Então, somente com “contratos de trabalho” desta natureza foi possível preencher, mal e mal, as vagas do Mais Médicos. Há algo de muito errado nisso. Espanta-me que “especialistas” encarem a situação dos médicos cubanos como “normal” e até “essencial” para a saúde pública brasileira. Se as mesmas condições de trabalho fossem oferecidas aos médicos brasileiros (25% da bolsa recebida retida pelo governo, proibição de atuar em qualquer outra atividade, família presa em uma ilha) um clamor popular se levantaria. Mas como se trata da gloriosa Revolução Cubana, fica tudo por isso mesmo.
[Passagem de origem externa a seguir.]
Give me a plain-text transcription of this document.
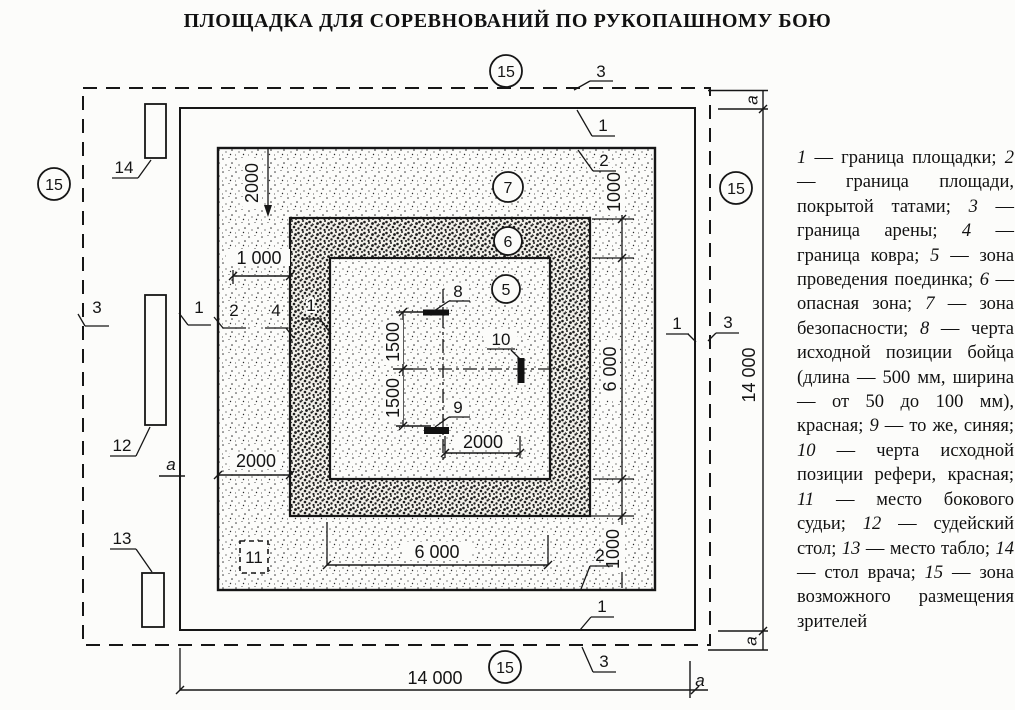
ПЛОЩАДКА ДЛЯ СОРЕВНОВАНИЙ ПО РУКОПАШНОМУ БОЮ
1500
1500
8
9
10
2000
6 000
1000
6 000
1000
2000
1 000
2000
а
а
14 000
14 000	а
а
14
12
13
11
3
1
2
3	1 2 4 1
1 3
2
1
3
7
6
5
15
15
15
15
1 — граница площадки; 2 — граница площади, покрытой татами; 3 — граница арены; 4 — граница ковра; 5 — зона проведения поединка; 6 — опасная зона; 7 — зона безопасности; 8 — черта исходной позиции бойца (длина — 500 мм, ширина — от 50 до 100 мм), красная; 9 — то же, синяя; 10 — черта исходной позиции рефери, красная; 11 — место бокового судьи; 12 — судейский стол; 13 — место табло; 14 — стол врача; 15 — зона возможного размещения зрителей
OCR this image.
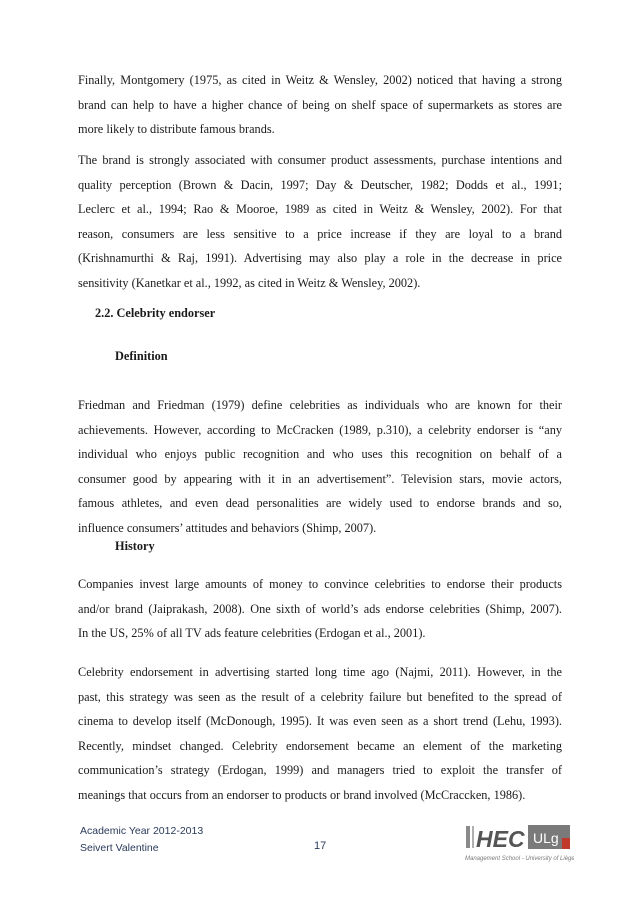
Finally, Montgomery (1975, as cited in Weitz & Wensley, 2002) noticed that having a strong
brand can help to have a higher chance of being on shelf space of supermarkets as stores are
more likely to distribute famous brands.

The brand is strongly associated with consumer product assessments, purchase intentions and
quality perception (Brown & Dacin, 1997; Day & Deutscher, 1982; Dodds et al., 1991;
Leclerc et al., 1994; Rao & Mooroe, 1989 as cited in Weitz & Wensley, 2002). For that
reason, consumers are less sensitive to a price increase if they are loyal to a brand
(Krishnamurthi & Raj, 1991). Advertising may also play a role in the decrease in price
sensitivity (Kanetkar et al., 1992, as cited in Weitz & Wensley, 2002).

2.2. Celebrity endorser
Definition

Friedman and Friedman (1979) define celebrities as individuals who are known for their
achievements. However, according to McCracken (1989, p.310), a celebrity endorser is “any
individual who enjoys public recognition and who uses this recognition on behalf of a
consumer good by appearing with it in an advertisement”. Television stars, movie actors,
famous athletes, and even dead personalities are widely used to endorse brands and so,
influence consumers’ attitudes and behaviors (Shimp, 2007).

History

Companies invest large amounts of money to convince celebrities to endorse their products
and/or brand (Jaiprakash, 2008). One sixth of world’s ads endorse celebrities (Shimp, 2007).
In the US, 25% of all TV ads feature celebrities (Erdogan et al., 2001).

Celebrity endorsement in advertising started long time ago (Najmi, 2011). However, in the
past, this strategy was seen as the result of a celebrity failure but benefited to the spread of
cinema to develop itself (McDonough, 1995). It was even seen as a short trend (Lehu, 1993).
Recently, mindset changed. Celebrity endorsement became an element of the marketing
communication’s strategy (Erdogan, 1999) and managers tried to exploit the transfer of
meanings that occurs from an endorser to products or brand involved (McCraccken, 1986).

Academic Year 2012-2013
Seivert Valentine	17	HEC ULg
Management School - University of Liège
Outro ponto importante, e que merece reflexão, é a formação desses médicos. O programa Mais Médicos não exige a revalidação do diploma obtido por médico no exterior. Ou seja, o sujeito pode atuar como médico no território brasileiro sem ter sido reconhecido oficialmente como médico pelas autoridades competentes locais.

Ok, talvez essa seja uma saída para a falta de médicos: relaxar as exigências na formação. Por exemplo, formandos que não passassem no exame do Cremesp ou dos outros conselhos regionais poderiam trabalhar apenas em regiões com cobertura de até 1 médico por mil habitantes. Médicos sem exame de validação por médico sem exame de validação, prefiro dar chance aos estudantes brasileiros do que aos cubanos. Eu particularmente acho que esta seria uma alternativa interessante para prestar atenção básica a populações carentes, que não precisam de grandes especialistas.

– Ah, mas é muito arriscado deixar a saúde das pessoas nas mãos de médicos com formação fraca.

Pois é. Os médicos cubanos não são obrigados a prestar o Revalida. Quem garante a qualidade? Fidel Castro? Há uma lenda urbana que reza que os médicos cubanos estão entre os melhores do mundo. Se é assim, por que não podem prestar o Revalida?

O Mais Médicos, como tudo o que foi feito no governo do PT, foi mais uma jogada de marketing do que uma solução estrutural para o problema da saúde pública brasileira. E, de quebra, ajudou as finanças de um governo amigo. O fim dessa vergonha vai causar transtornos localizados, mas não será nem de longe a tragédia que dizem, como espero ter mostrado através das estatísticas. E, quem sabe, permitirá ao novo governo pensar em formas mais estáveis e estruturais de distribuir os médicos pelo país.